Hi,
I joined this forum earlier but never wrote nething here. For one or two topics i have given my comment. 😊
I wanted to write some part of my life as it is to some extent similar to uttaran not wholly.
Like jogi my father is also an idealist and a man of principles⭐️. When i was about 10-11 years old, my father brought home two kids one girl named Pooja and one boy named Rahul along with their mother. They used to work in our house but dad preferred them to study . Both my mom and my dad used to take care of them just like in Uttaran. Which i never liked and always complain mom and dad regarding this 😡. However my anger vanished when i befriended them irrespective of their background .
But they were very good kids never hurt anyone, always ready to sacrifice for our family and slowly they won everybody's heart - my friends, family members and like. But honestly my anger continued only for few months because it was my father who showed me the true meaning of life. When i spent time with them i realised that they are just like us and there is nothing to be angry off. They use to call my mom and dad as mom and dad . At first it felt wried but then everything was normal because i considered them as my own. I never felt they snatch anything from me because I believe when we gave them something they also gave us back with lots of love, loyalty. By welcoming them i was getting more love from people because i never did anything bad or said bad about others. This was because of my upbringing that even at that age my mind was free from any negativity.

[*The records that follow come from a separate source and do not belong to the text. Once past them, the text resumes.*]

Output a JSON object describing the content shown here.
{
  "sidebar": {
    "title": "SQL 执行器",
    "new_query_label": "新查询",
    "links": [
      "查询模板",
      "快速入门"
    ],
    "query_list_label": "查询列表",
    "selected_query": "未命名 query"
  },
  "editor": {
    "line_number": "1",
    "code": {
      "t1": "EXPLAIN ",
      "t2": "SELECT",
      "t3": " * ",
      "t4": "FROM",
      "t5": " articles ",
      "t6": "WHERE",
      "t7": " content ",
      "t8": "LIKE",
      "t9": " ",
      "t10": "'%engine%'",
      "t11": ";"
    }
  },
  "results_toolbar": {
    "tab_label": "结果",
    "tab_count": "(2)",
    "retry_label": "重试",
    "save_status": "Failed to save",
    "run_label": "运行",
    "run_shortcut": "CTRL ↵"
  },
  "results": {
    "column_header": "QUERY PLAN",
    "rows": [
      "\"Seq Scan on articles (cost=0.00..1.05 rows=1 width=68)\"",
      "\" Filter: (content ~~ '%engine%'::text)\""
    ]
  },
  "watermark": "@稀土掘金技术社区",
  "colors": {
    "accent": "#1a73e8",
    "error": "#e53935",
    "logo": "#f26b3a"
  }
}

Now i am mature and sensible enough to decide what is right and wrong and can never think anything of abusing or hurting them even though they shared my dad and mom' love. Pooja is now married with my to be husband i.e he came to see me but preferred her . I was hurt and cried a lot😭 but the next moment when i analised the matter i calm down. She refused to marry him but we made her marry him because he loves her and not me and thats important 😳. Now they are happily married with an angel which gives me satisfaction. Rahul on the other hand takes care of me like his own sister always keeping me above, feels good .😛
He is a doctor, however sadly their mother whom i call chhoti ma expired last year (she was a maid)
I m also married with one daughter and a boy when i look back i feel sooo great because one good thinking of me earned me lots of love , respect and the feeling of I dont know what to say . I never felt that they snatched away my mom or dad, tried to snatch away my to be husband thank God no negativity. This is my practical experience so whenever somebody supports each and every act of Tapasya and bad mouth Itcha and Damini on the basis of background or service as she is maid I feel very bad.
But God grace I was never surrounded by negative people and was rational enough to keep aside my childish manner and take the right decision at the right time i.e love evryone and not to shower hatred as it will come back to you.